The Short Answer: There Is No Standard Price
In most markets, prices are set by supply and demand. Healthcare is different. Each hospital sets its own prices, often without any direct connection to the actual cost of care. A hip replacement might cost $11,000 at a community hospital in rural Ohio and $78,000 at an academic medical center in Manhattan — and both prices can be equally "real."
This isn't a bug in the system — it's a feature of how hospital pricing evolved over decades of private negotiation between hospitals, insurers, and government payers. Understanding why prices vary so much is the first step toward using that variation to your advantage.
The Chargemaster: Where It All Starts
Every hospital maintains a "chargemaster" — a master list of prices for every service, supply, and procedure they offer. These are the sticker prices, and almost nobody actually pays them. Insurers negotiate them down, Medicare pays fixed rates, and cash-pay patients often receive steep discounts.
Chargemaster prices are largely arbitrary and have grown unchecked for decades. Hospitals originally used them as a starting point for insurer negotiations: the higher the chargemaster, the more room to offer "discounts" while still hitting their revenue targets. The result is a system where list prices often bear no relationship to actual costs.
Negotiating Power and Market Competition
The prices a hospital charges your insurer depend heavily on who has more leverage at the negotiating table. Large hospital systems — especially those with a dominant market position in a region — can demand higher rates because insurers must include them in their networks to attract members. In markets with only one or two hospital systems, those systems can charge nearly whatever they want.
Conversely, in cities with robust hospital competition, facilities are forced to compete on price (at least for scheduled procedures), which tends to bring costs down. Rural hospitals, despite often having lower overhead, sometimes charge more because they're the only option for miles — patients can't easily shop elsewhere.
Academic Medical Centers vs. Community Hospitals
Academic medical centers (AMCs) — hospitals affiliated with medical schools — generally charge significantly more than community hospitals. This reflects their higher overhead: teaching faculty, advanced research equipment, residency programs, and a disproportionate share of complex cases. An AMC might be the right choice for a rare cancer or complex cardiac surgery, but for a routine knee arthroscopy, the community hospital two miles away likely delivers the same outcome at a fraction of the cost.

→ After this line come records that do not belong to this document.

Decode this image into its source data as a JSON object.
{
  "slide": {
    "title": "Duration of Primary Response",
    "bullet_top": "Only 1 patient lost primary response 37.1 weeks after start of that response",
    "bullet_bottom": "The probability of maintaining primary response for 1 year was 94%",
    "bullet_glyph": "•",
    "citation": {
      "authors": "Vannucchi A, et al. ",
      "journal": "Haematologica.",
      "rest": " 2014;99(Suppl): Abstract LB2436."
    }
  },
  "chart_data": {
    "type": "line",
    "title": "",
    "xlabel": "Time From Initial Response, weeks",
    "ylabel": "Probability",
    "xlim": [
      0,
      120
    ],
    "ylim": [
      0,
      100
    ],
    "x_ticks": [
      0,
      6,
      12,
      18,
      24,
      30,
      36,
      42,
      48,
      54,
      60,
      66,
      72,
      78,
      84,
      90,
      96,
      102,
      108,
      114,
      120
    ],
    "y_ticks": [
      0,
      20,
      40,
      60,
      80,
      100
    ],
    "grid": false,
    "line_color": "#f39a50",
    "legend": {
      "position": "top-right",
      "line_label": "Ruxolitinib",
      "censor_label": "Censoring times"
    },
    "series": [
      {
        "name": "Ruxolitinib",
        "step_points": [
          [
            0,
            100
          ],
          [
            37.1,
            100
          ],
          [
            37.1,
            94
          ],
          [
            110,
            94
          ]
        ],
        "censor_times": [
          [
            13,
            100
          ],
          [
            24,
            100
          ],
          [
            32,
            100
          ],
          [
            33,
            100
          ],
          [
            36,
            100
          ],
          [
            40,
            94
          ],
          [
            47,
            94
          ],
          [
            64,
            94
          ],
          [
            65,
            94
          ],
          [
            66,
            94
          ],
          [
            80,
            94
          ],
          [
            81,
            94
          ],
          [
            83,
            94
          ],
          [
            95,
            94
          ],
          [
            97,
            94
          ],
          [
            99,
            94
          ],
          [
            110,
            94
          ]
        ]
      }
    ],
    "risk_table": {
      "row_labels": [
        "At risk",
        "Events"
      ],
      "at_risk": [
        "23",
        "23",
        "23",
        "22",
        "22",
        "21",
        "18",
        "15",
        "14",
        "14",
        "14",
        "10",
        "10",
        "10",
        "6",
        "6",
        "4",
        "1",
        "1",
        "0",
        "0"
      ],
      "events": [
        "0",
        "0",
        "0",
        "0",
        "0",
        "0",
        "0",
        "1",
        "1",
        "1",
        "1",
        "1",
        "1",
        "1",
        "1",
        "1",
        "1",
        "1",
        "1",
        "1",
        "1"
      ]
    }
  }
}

Ambulatory surgery centers (ASCs) — outpatient facilities not affiliated with a hospital — often charge 40–60% less than hospital outpatient departments for the same procedure. If your procedure can safely be done in an ASC, the savings can be enormous.
Geography and Cost of Living
Labor is the biggest expense for hospitals. In high cost-of-living areas, nurses, technicians, and administrators command higher salaries, and those costs get passed to patients. A chest CT in San Francisco will almost always cost more than the same scan in rural Mississippi, even at similarly sized facilities.
State regulations also play a role. Some states impose "Certificate of Need" (CON) laws that restrict how many hospitals or MRI machines can operate in a region — effectively limiting competition and keeping prices elevated.
What This Means for You
Price variation is real, it's large, and it's actionable. Studies consistently show that for scheduled (non-emergency) procedures, patients who shop around can save thousands of dollars without sacrificing quality. The key is knowing what to compare and where to look.
Start by finding your procedure's CPT code (ask your doctor or use our search). Then compare cash prices across hospitals in your area using this site. Even if you have insurance, your out-of-pocket cost may be lower at a cheaper hospital — especially if you haven't met your deductible. Call the hospital's patient financial services department to confirm the price before scheduling.